Berikut adalah sekilas sebuah kenangan HW yang diambil dari arsip berita Kompas
SEWAKTU pembawa acara pembukaan Muktamar Ke-44 Muhammadiyah mengumumkan dimulainya acara defile di Stadion Utama Senayan, Jakarta, Sabtu (8/7), Nurfan Soenarja (68) dengan bersemangat melangkah. Setangan leher berwarna hijau bergaris-garis putih melingkari leher, tongkat bercabang dua "menyangga" pinggang, dan langkahnya tegap ke depan.
Dengan berseragam baju kehijauan dan celana "tiga per empat" - karena hanya sampai sedikit di bawah lutut-Nurfan merasa kembali. Ia merasa hidup kembali, dan terbayang puluhan tahun lalu saat masih menjadi anggota Hizbul Wathan (HW), organisasi kepanduan di gerakan Muhammadiyah.
Akan tetapi, semangat saja kadang-kadang tak cukup. Seusai satu putaran berjalan, Nurfan cepat menepi, keluar dari barisan. Nafasnya tersengal-sengal dan keringat membasahi seluruh mukanya. "Saya sudah tidak kuat lagi jalan jauh. Sudah tua," ungkap bapak sembilan anak itu, seperti minta dimaklumi.
Sekalipun demikian, dia tampak bangga bisa meramaikan muktamar. Sebab, inilah untuk pertama kalinya setelah hampir 39 tahun pandu HW meramaikan perhelatan di lingkungan Muhammadiyah. Sejak tahun 1961, HW bersama dengan kepanduan lain dilebur ke dalam Praja Muda Karana (Pramuka) oleh Presiden Soekarno.
***
NURFAN tidak sendirian meramaikan Muktamar Muhammadiyah. Hadir pula ratusan pandu HW wredha (tua) dari seluruh Indonesia. Paling muda, mereka berumur sekitar 50 tahun. Namun, tak sedikit yang telah berusia di atas 60 tahun, bahkan seperti Ibrahim Dairy dari Kudus (Jawa Tengah) kini sudah memasuki usia 75 tahun.
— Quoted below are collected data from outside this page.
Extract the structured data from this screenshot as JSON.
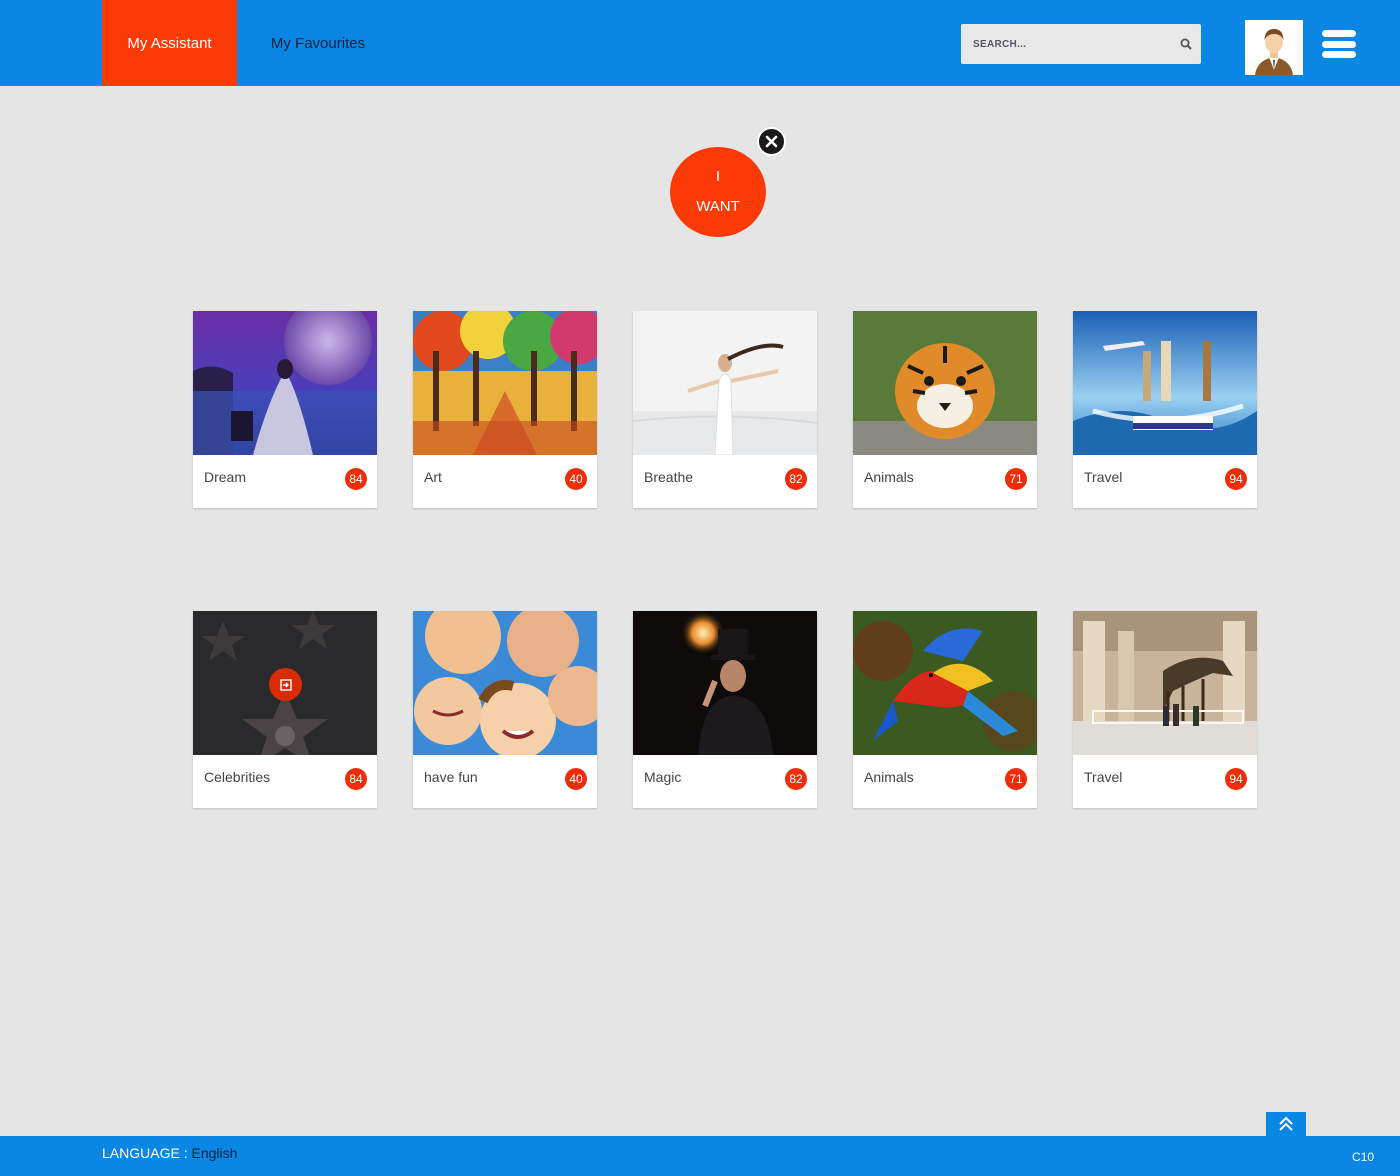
{
  "header": {
    "tabs": [
      {
        "label": "My Assistant",
        "active": true
      },
      {
        "label": "My Favourites",
        "active": false
      }
    ],
    "search": {
      "placeholder": "SEARCH..."
    },
    "avatar_icon": "user-avatar-icon",
    "menu_icon": "hamburger-menu-icon"
  },
  "want": {
    "line1": "I",
    "line2": "WANT",
    "close_icon": "close-icon"
  },
  "cards": [
    {
      "label": "Dream",
      "count": "84"
    },
    {
      "label": "Art",
      "count": "40"
    },
    {
      "label": "Breathe",
      "count": "82"
    },
    {
      "label": "Animals",
      "count": "71"
    },
    {
      "label": "Travel",
      "count": "94"
    },
    {
      "label": "Celebrities",
      "count": "84"
    },
    {
      "label": "have fun",
      "count": "40"
    },
    {
      "label": "Magic",
      "count": "82"
    },
    {
      "label": "Animals",
      "count": "71"
    },
    {
      "label": "Travel",
      "count": "94"
    }
  ],
  "footer": {
    "language_label": "LANGUAGE :",
    "language_value": "English",
    "code": "C10",
    "scroll_top_icon": "double-chevron-up-icon"
  },
  "colors": {
    "primary": "#0a86e4",
    "accent": "#fb3b07",
    "background": "#e5e5e5"
  }
}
Dengan mengikuti Muktamar Muhammadiyah, papar Syamsuddin (54)-anggota HW dari Semarang (Jateng)-mereka tidak sekadar ingin bernostalgia. Tetapi, penampilan pandu sepuh (tua) itu juga merupakan bagian dari usaha untuk membangkitkan lagi kepanduan di lingkungan Muhammadiyah, maupun organisasi lain. Karena kepramukaan kini dipandang tidak lagi memadai sebagai bagian dari pembinaan generasi muda.
"Saat HW dan gerakan kepanduan lain dibubarkan tahun 1961, saya tidak mau masuk Pramuka. Saya lebih sreg di HW," papar Nurfan.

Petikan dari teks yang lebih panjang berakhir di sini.